Numerous athletes, including current basketball behemoth LeBron James and Cy Young Award-winning pitcher Felix Hernandez, have earned nicknames that feature “King” in them, but for many sports enthusiasts, only one star, Arnold Palmer, deserves the sobriquet “The King.” (Fans of NASCAR dynamo Richard Petty, lob your complaints here.) The golfing legend left us Sept. 25 at age 87, but his influence will receive the royal treatment tomorrow through Sunday, as a few of the 120 entrants in the Arnold Palmer Invitational will cart equipment or don apparel featuring his umbrella logo.

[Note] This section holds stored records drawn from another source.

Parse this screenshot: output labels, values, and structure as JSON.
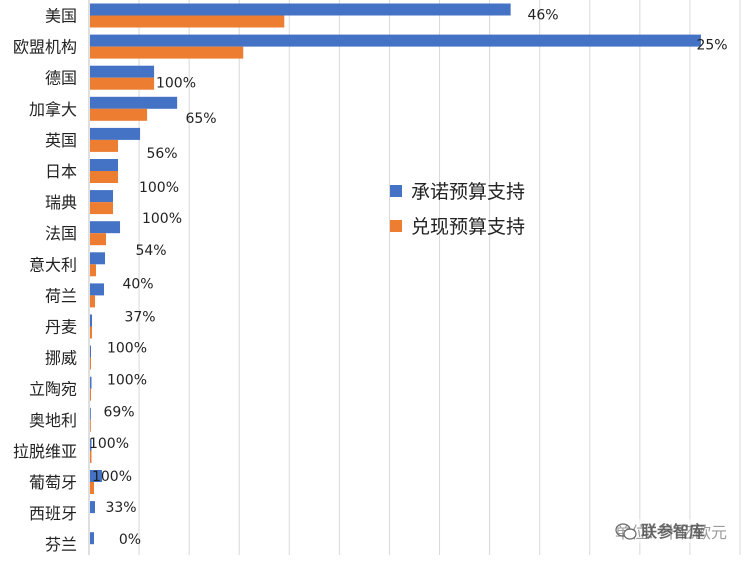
{
  "chart_data": {
    "type": "bar",
    "orientation": "horizontal",
    "categories": [
      "美国",
      "欧盟机构",
      "德国",
      "加拿大",
      "英国",
      "日本",
      "瑞典",
      "法国",
      "意大利",
      "荷兰",
      "丹麦",
      "挪威",
      "立陶宛",
      "奥地利",
      "拉脱维亚",
      "葡萄牙",
      "西班牙",
      "芬兰"
    ],
    "series": [
      {
        "name": "承诺预算支持",
        "color": "#4472C4",
        "values": [
          420,
          610,
          64,
          87,
          50,
          28,
          23,
          30,
          15,
          14,
          2,
          1,
          1.5,
          0.8,
          1.5,
          12,
          5,
          4
        ]
      },
      {
        "name": "兑现预算支持",
        "color": "#ED7D31",
        "values": [
          194,
          153,
          64,
          57,
          28,
          28,
          23,
          16,
          6,
          5,
          2,
          1,
          1.0,
          0.8,
          1.5,
          4,
          0,
          0
        ]
      }
    ],
    "data_labels": [
      "46%",
      "25%",
      "100%",
      "65%",
      "56%",
      "100%",
      "100%",
      "54%",
      "40%",
      "37%",
      "100%",
      "100%",
      "69%",
      "100%",
      "100%",
      "33%",
      "0%",
      "0%"
    ],
    "xlim": [
      0,
      650
    ],
    "x_gridline_step": 50,
    "grid": true,
    "legend_position": "center-right",
    "unit_note": "单位：十亿欧元",
    "watermark": "联参智库"
  }
}
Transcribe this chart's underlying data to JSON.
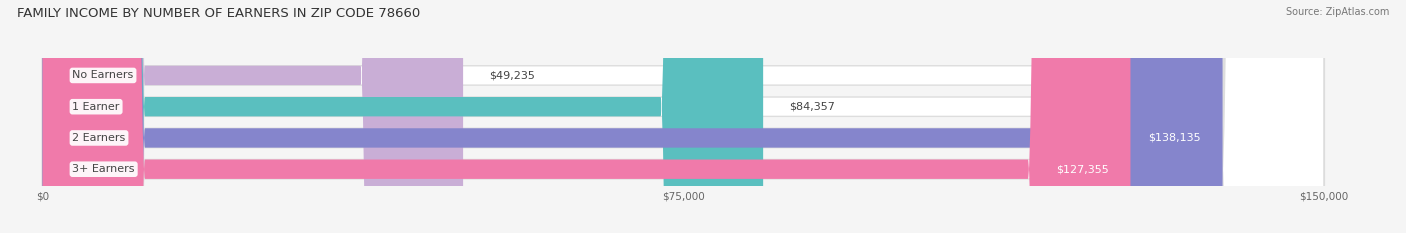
{
  "title": "FAMILY INCOME BY NUMBER OF EARNERS IN ZIP CODE 78660",
  "source": "Source: ZipAtlas.com",
  "categories": [
    "No Earners",
    "1 Earner",
    "2 Earners",
    "3+ Earners"
  ],
  "values": [
    49235,
    84357,
    138135,
    127355
  ],
  "max_value": 150000,
  "bar_colors": [
    "#c9aed6",
    "#5abfbf",
    "#8585cc",
    "#f07aaa"
  ],
  "background_color": "#f5f5f5",
  "track_color": "#e8e8e8",
  "value_labels": [
    "$49,235",
    "$84,357",
    "$138,135",
    "$127,355"
  ],
  "value_inside": [
    false,
    false,
    true,
    true
  ],
  "x_ticks": [
    0,
    75000,
    150000
  ],
  "x_tick_labels": [
    "$0",
    "$75,000",
    "$150,000"
  ],
  "title_fontsize": 9.5,
  "source_fontsize": 7,
  "label_fontsize": 8,
  "value_fontsize": 8
}
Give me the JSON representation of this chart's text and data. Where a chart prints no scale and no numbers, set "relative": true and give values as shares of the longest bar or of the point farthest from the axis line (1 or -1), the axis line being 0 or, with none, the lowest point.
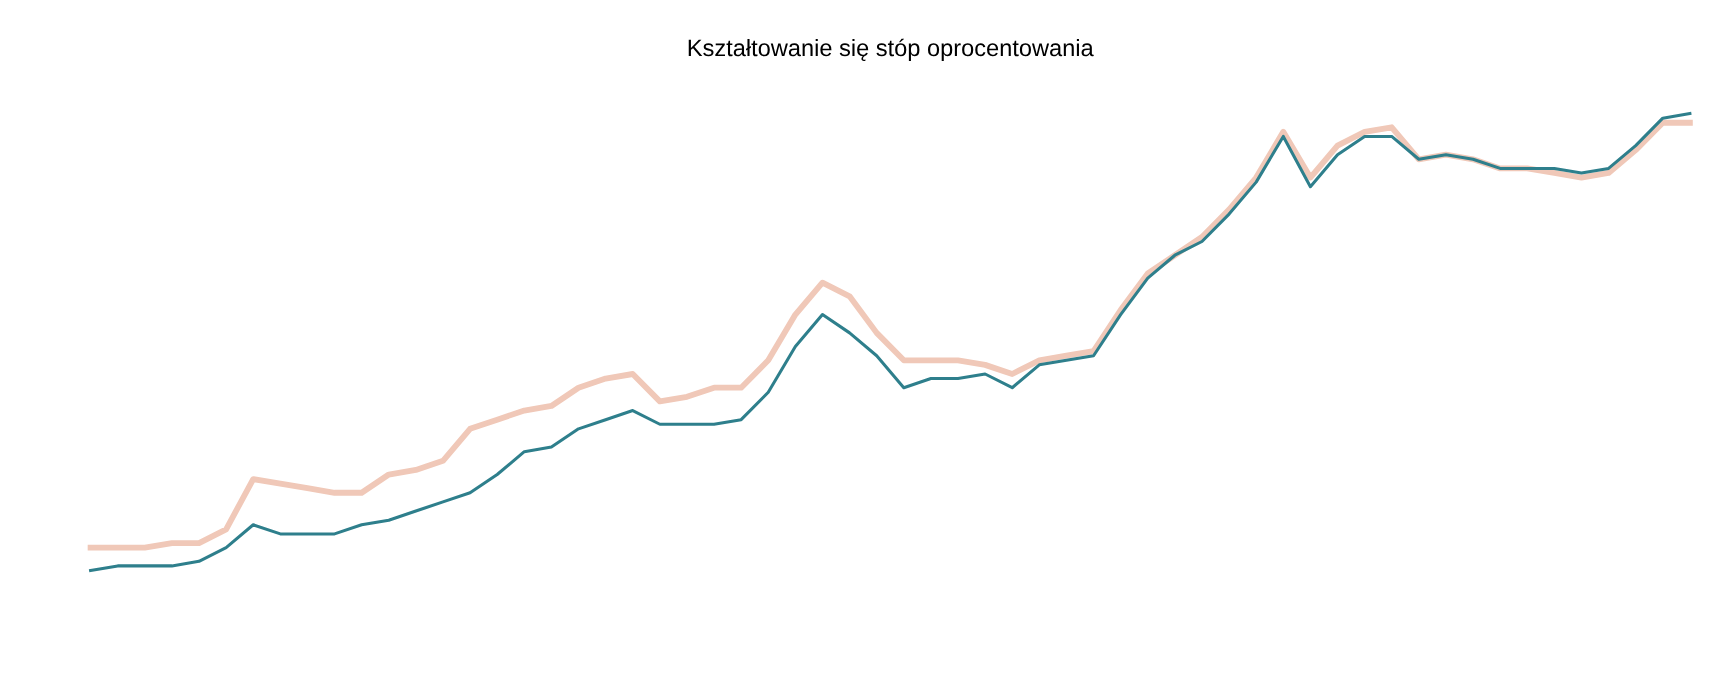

The artistic tribute will occur over the course of the tournament’s 39th celebration, with the Florida-situated Bay Hill Club and Lodge as the setting. It comes as a result of December outreach to equipment and apparel companies in the hope that many would want to give today’s stars a colorful and respectful way to acknowledge the seven-time major champion and owner of 62 PGA Tour triumphs.

“There were no stipulations to it,” Arnold Palmer Golf chief marketing officer Kevin Smith told Golf Digest. “It’s simply their interpretation of what they want to do, but we wanted to provide an option beyond simply putting on a lapel pin.”

With freedom to fete the influential figure, whose aforementioned victories place him fifth on the all-time wins list, golfers will be hoping to play and look far above par thanks to the 1960s-issued symbol that Palmer, frustrated with proceedings during a session to choose a company logo, conceived upon exiting the gathering and glimpsing a woman with a multi-colored umbrella. The idea has met with considerable favor, with Smith saying that Puma and four-time Tour winner Rickie Fowler planned a special line that includes two pairs of shoes, one of which will become an auction item to benefit the Arnie’s Army Charitable Foundation. Three-time Tour winner Billy Horschel took to Twitter to relay his excitement over having the red, yellow, white and green emblem affixed to his collar and golf balls.

The $8.7 million event will also commend its namesake by endowing the victor with a red alpaca cardigan sweater, akin to what Palmer frequently donned, rather than a customary navy blue blazer. Some serious spoils, then, will go to the one who emerges from the field, with glasses of Arnold Palmer, a combination of iced tea and lemonade that Innovative Flavors has hawked since 2001, making an appropriate celebratory drink.